A Coaching Model Created by Jessica Kistler
(Life after Loss Coach, UNITED STATES)
Establish level of grief individual is in. How is the loss affecting there day-to-day life? Where there any complications with the relationship prior to the loss? Wheel of Life or simply the Self Discovery Questionnaire levels of satisfaction in different areas of life.
Desire for Future Outlook
Especially in regards to their grief. The author’s desire is to move clients out of sadness and to the point that they can share and remember their loved one with a calm somberness and maybe happiness and laughter depending on the spirit of the memory. And that the time of year that is challenging is no longer painful and they are able to enjoy the holidays or days that they are reminded and thereby affected/sadden by the loss. Most importantly what do they see for their future in regards to how they experience their loss.

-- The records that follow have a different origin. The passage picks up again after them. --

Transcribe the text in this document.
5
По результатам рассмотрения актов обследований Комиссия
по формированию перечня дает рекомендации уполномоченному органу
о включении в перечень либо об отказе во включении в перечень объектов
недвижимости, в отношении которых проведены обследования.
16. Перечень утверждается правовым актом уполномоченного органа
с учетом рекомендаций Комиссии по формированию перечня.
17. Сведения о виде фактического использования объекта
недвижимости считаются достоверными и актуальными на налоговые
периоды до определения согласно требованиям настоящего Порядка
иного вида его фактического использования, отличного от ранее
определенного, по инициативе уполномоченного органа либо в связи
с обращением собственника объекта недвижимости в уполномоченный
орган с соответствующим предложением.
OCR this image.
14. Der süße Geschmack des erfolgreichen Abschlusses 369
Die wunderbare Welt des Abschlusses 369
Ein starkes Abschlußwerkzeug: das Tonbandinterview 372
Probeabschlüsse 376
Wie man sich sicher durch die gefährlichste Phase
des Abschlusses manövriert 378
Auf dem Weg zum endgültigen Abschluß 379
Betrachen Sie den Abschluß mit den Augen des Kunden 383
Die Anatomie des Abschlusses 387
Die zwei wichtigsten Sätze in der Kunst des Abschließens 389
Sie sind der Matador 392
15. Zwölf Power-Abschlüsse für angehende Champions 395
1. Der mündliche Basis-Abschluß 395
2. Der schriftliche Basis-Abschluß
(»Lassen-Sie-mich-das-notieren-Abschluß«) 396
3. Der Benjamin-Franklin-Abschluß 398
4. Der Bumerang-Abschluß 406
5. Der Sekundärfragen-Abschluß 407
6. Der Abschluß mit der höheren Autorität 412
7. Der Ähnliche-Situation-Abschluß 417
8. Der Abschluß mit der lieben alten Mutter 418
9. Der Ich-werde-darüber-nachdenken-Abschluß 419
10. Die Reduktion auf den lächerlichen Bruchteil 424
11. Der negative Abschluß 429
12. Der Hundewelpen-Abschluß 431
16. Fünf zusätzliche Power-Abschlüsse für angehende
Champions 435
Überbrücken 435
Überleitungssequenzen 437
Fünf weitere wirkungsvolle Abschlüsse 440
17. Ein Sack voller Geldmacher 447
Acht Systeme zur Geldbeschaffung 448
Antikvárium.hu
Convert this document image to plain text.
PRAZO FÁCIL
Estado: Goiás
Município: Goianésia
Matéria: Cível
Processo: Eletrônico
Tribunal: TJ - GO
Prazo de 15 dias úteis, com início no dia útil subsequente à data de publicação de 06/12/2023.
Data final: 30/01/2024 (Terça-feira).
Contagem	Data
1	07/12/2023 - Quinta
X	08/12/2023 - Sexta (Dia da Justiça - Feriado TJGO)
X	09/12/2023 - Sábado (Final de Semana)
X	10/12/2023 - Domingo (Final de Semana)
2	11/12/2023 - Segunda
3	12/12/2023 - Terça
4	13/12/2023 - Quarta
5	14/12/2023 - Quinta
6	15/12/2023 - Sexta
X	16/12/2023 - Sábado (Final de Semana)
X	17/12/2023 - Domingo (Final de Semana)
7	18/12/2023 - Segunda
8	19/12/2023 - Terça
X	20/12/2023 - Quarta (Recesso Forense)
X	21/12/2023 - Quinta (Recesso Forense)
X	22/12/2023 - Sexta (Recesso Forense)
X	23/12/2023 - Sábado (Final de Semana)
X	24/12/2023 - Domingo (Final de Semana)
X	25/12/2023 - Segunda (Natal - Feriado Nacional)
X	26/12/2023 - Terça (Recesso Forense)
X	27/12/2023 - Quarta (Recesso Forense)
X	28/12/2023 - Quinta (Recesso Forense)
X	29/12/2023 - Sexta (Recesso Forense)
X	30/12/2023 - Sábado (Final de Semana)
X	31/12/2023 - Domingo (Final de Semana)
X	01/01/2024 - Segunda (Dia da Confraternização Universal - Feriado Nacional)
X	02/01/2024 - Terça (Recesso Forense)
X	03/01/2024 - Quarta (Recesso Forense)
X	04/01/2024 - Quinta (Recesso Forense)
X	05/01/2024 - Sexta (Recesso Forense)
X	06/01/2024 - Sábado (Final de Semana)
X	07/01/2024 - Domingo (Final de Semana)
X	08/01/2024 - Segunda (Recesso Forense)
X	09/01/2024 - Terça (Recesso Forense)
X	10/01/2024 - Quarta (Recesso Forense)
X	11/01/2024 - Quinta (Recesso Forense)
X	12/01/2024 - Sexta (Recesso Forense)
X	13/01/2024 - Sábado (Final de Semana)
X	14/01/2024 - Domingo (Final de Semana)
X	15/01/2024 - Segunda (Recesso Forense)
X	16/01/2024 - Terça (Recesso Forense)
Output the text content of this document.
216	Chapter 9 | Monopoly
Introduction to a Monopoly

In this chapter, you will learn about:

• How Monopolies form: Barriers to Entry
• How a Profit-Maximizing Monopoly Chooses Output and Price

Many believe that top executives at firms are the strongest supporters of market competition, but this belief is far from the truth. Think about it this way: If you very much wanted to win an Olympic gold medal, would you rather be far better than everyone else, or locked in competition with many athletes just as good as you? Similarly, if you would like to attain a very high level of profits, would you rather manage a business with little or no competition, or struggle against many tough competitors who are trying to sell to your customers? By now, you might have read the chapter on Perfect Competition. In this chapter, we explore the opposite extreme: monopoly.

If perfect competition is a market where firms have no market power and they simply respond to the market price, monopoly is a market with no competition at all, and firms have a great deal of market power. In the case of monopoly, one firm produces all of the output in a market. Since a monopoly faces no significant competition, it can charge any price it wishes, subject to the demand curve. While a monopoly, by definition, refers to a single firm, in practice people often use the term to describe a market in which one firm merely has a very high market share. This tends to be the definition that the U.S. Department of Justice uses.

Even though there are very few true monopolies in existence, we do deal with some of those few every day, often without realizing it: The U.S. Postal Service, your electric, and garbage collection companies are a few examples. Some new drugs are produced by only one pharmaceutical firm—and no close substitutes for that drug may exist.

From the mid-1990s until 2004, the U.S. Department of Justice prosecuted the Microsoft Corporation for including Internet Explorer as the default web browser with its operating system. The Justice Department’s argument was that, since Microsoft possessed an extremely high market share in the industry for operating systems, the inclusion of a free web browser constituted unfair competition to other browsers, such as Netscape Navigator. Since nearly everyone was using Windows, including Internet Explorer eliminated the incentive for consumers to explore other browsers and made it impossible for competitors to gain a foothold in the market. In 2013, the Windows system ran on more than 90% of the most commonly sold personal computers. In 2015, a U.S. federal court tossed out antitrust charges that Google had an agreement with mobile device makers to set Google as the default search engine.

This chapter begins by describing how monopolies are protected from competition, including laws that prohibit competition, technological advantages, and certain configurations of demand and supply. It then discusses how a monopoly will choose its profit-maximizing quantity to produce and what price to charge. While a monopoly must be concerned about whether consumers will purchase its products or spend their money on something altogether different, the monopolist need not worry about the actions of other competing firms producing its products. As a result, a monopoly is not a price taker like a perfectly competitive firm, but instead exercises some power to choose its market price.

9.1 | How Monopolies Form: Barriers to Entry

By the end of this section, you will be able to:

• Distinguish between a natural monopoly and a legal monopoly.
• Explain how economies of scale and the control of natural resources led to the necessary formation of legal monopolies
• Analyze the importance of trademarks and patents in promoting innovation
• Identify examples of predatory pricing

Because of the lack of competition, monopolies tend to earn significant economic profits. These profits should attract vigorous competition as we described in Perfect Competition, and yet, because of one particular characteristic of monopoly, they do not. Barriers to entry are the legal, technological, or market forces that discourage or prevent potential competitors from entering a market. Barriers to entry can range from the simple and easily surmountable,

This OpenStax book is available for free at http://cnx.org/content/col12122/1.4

Unearthing those memories and fully getting out and unresolved feelings towards the loved one that existed PRIOR to death.
Positive Approach to Memories
Once an unresolved memories and feelings toward the individual are cleared then the memories are also cleared of sadness. Activities- empty chair (telling unresolved feelings to an empty chair, writing a letter to this individual about any pain that was caused during life. During challenging times of the year coming up with ways that the client can cope effectively honor and remember their loved one with out being dragged down by sadness.
Clear out self guilt VITAL in suicide cases. Move individuals to the self realization that the choice of suicide belong entirely to the individual NOT to them the victim of suicide. This process can also be beneficial to loss that were sudden, tragic, or involved children or infants. To release and individuals responsibility over the death and aid in moving towards a place of peace.
Gifts Given/ Stories Shared
Blessing that the loved one bestowed on to them. In parent child cases anything or personal attributes/talents the parent may have given them. If so desired stories are written down, photos are organized, possibly something is created, art. They feel comfortable sharing stories and the sweetness or humor in the story is felt more than the loss of the individual. They feel comfortable sharing these stories when they come to mind, without getting ‘choke-up.’
Creation of something to honor the individual. Fostering the idea of creating something positive out of a negative situation. What is created is an expression of what the individual is drawn to honor their loss.